Ledram snorted. “Alright, that brings me some comfort.”
“Did I mention his wage was split among the survivors of his unit?”
Ledram turned his gaze to Tors, who appeared quite pleased with himself. “No shit?”
“Yessir,” Tors hummed, “it came out to a hundred Jacks a head. And combined with our wages, loot, and the double pay for going in first, we-“
“Have a small fortune,” Led interrupted.
“Not enough to retire,” Tors said, “but certainly enough to start being choosy with our contracts.”
Led sighed. “Doubt I’ll be doing any more contracts.”
“Oh hush now!” Tors chided, “plenty of sellswords find work, even short an eye. A little training and you’ll be as good as ever.”
Ledram huffed. “Name a single one-eyed sellsword.”
“That’s not the point,” Tors said, “the point is you’ll be good as new in no time. Besides, you’ll have a few days to recover on the boat ride home.”
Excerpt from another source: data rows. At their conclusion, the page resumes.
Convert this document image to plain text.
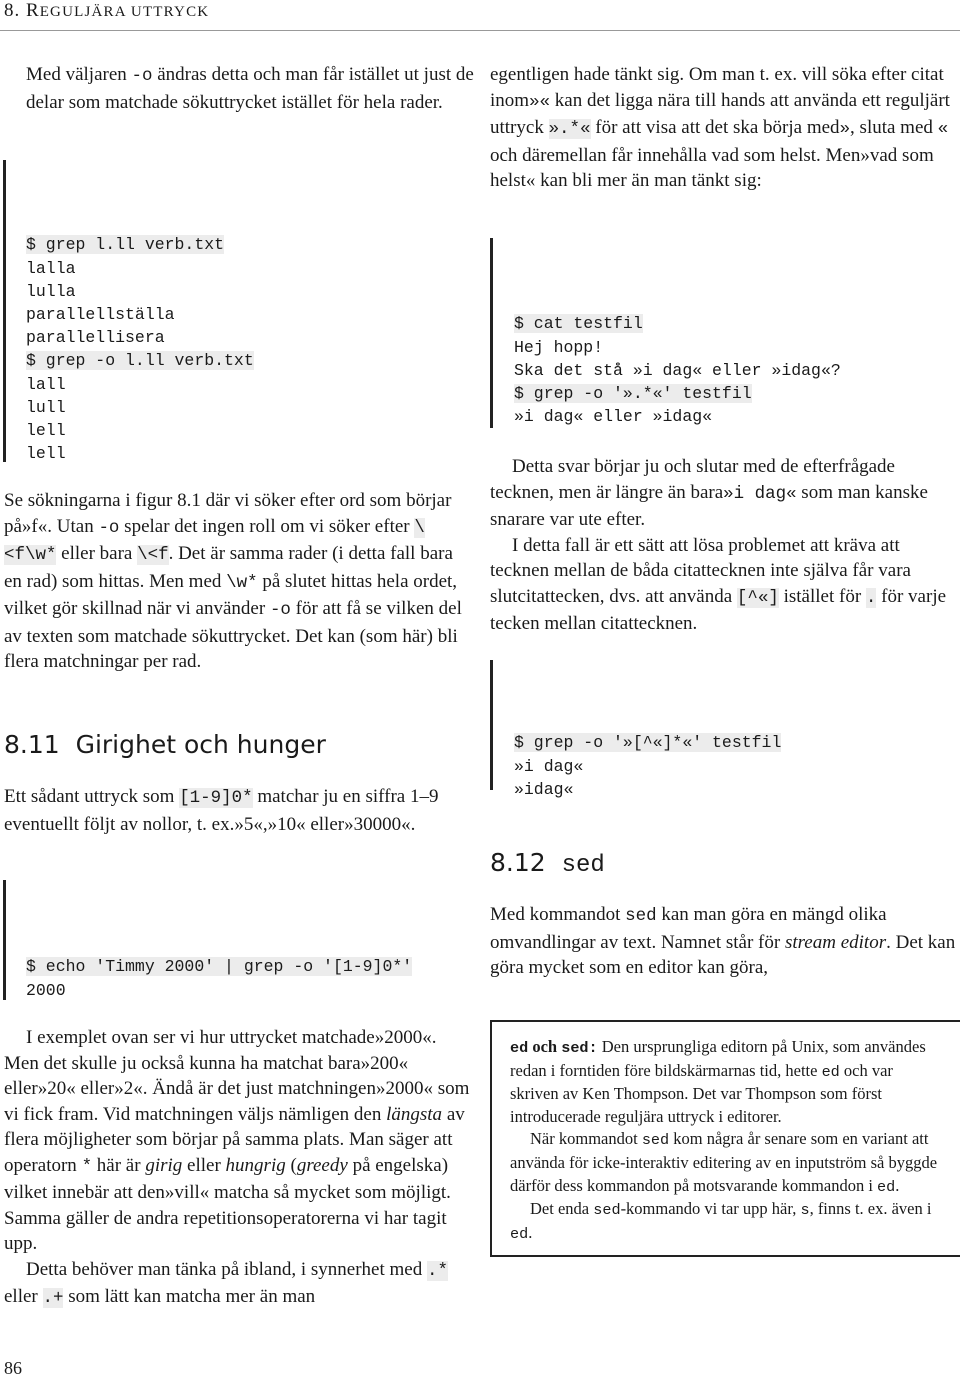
8. REGULJÄRA UTTRYCK

Med väljaren -o ändras detta och man får istället ut just de delar som matchade sökuttrycket istället för hela rader.

$ grep l.ll verb.txt
lalla
lulla
parallellställa
parallellisera
$ grep -o l.ll verb.txt
lall
lull
lell
lell

Se sökningarna i figur 8.1 där vi söker efter ord som börjar på»f«. Utan -o spelar det ingen roll om vi söker efter \<f\w* eller bara \<f. Det är samma rader (i detta fall bara en rad) som hittas. Men med \w* på slutet hittas hela ordet, vilket gör skillnad när vi använder -o för att få se vilken del av texten som matchade sökuttrycket. Det kan (som här) bli flera matchningar per rad.

8.11 Girighet och hunger

Ett sådant uttryck som [1-9]0* matchar ju en siffra 1–9 eventuellt följt av nollor, t. ex.»5«,»10« eller»30000«.

$ echo 'Timmy 2000' | grep -o '[1-9]0*'
2000

I exemplet ovan ser vi hur uttrycket matchade»2000«. Men det skulle ju också kunna ha matchat bara»200« eller»20« eller»2«. Ändå är det just matchningen»2000« som vi fick fram. Vid matchningen väljs nämligen den längsta av flera möjligheter som börjar på samma plats. Man säger att operatorn * här är girig eller hungrig (greedy på engelska) vilket innebär att den»vill« matcha så mycket som möjligt. Samma gäller de andra repetitionsoperatorerna vi har tagit upp.

Detta behöver man tänka på ibland, i synnerhet med .* eller .+ som lätt kan matcha mer än man

86

egentligen hade tänkt sig. Om man t. ex. vill söka efter citat inom»« kan det ligga nära till hands att använda ett reguljärt uttryck ».*« för att visa att det ska börja med», sluta med « och däremellan får innehålla vad som helst. Men»vad som helst« kan bli mer än man tänkt sig:

$ cat testfil
Hej hopp!
Ska det stå »i dag« eller »idag«?
$ grep -o '».*«' testfil
»i dag« eller »idag«

Detta svar börjar ju och slutar med de efterfrågade tecknen, men är längre än bara»i dag« som man kanske snarare var ute efter.

I detta fall är ett sätt att lösa problemet att kräva att tecknen mellan de båda citattecknen inte själva får vara slutcitattecken, dvs. att använda [^«] istället för . för varje tecken mellan citattecknen.

$ grep -o '»[^«]*«' testfil
»i dag«
»idag«

8.12 sed

Med kommandot sed kan man göra en mängd olika omvandlingar av text. Namnet står för stream editor. Det kan göra mycket som en editor kan göra,

ed och sed: Den ursprungliga editorn på Unix, som användes redan i forntiden före bildskärmarnas tid, hette ed och var skriven av Ken Thompson. Det var Thompson som först introducerade reguljära uttryck i editorer.

När kommandot sed kom några år senare som en variant att använda för icke-interaktiv editering av en inputström så byggde därför dess kommandon på motsvarande kommandon i ed.

Det enda sed-kommando vi tar upp här, s, finns t. ex. även i ed.
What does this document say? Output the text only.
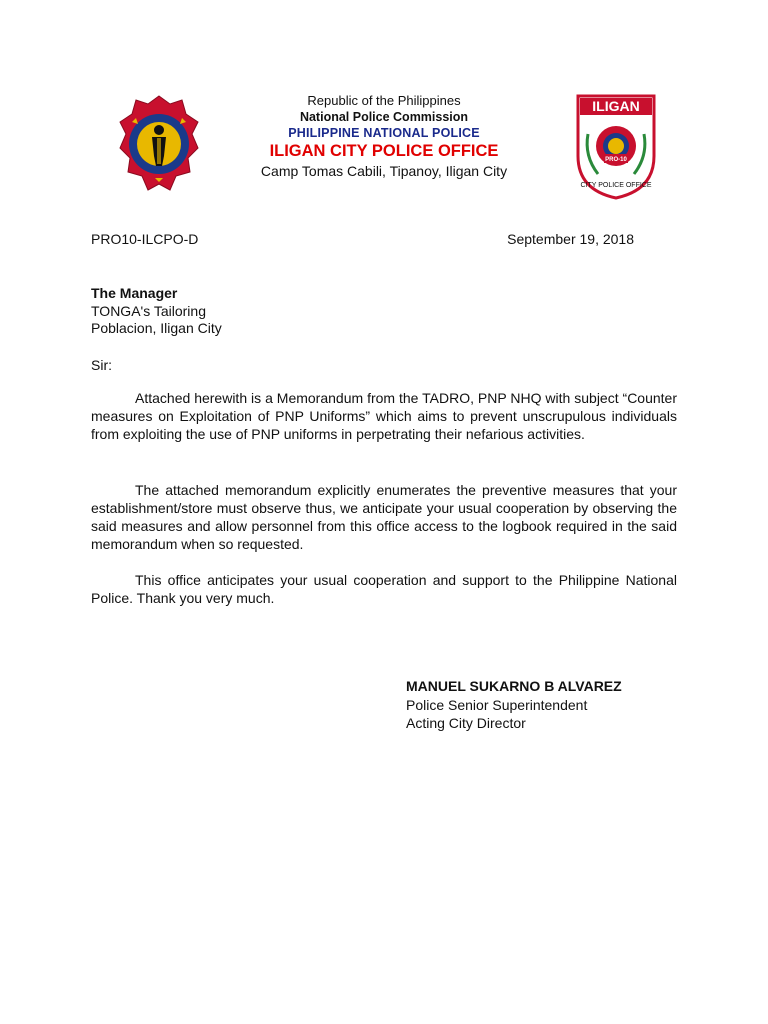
Republic of the Philippines
National Police Commission
PHILIPPINE NATIONAL POLICE
ILIGAN CITY POLICE OFFICE
Camp Tomas Cabili, Tipanoy, Iligan City
ILIGAN
PRO-10
CITY POLICE OFFICE
PRO10-ILCPO-D	September 19, 2018
The Manager
TONGA's Tailoring
Poblacion, Iligan City
Sir:

Attached herewith is a Memorandum from the TADRO, PNP NHQ with subject “Counter measures on Exploitation of PNP Uniforms” which aims to prevent unscrupulous individuals from exploiting the use of PNP uniforms in perpetrating their nefarious activities.

The attached memorandum explicitly enumerates the preventive measures that your establishment/store must observe thus, we anticipate your usual cooperation by observing the said measures and allow personnel from this office access to the logbook required in the said memorandum when so requested.

This office anticipates your usual cooperation and support to the Philippine National Police. Thank you very much.

MANUEL SUKARNO B ALVAREZ
Police Senior Superintendent
Acting City Director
“They cut our contract short. My guess is that her royal majesty’s ambitions were bigger than her coffers. Half of the mercenary army has been disbanded, you and I included. So I booked a pair of bunks on the next freighter to Anwex. Well, one bunk, I wasn’t sure you’d still be… anyway, I’ll get the paperwork signed and we’ll have you aboard by noon.”
Led wanted to object, dreading another trip across the sea, but found himself unable to complain. He pined for home, rainclouds and all. “Alright,” he sighed, “come noon. Now drag me to the mess tent, I’m starving.”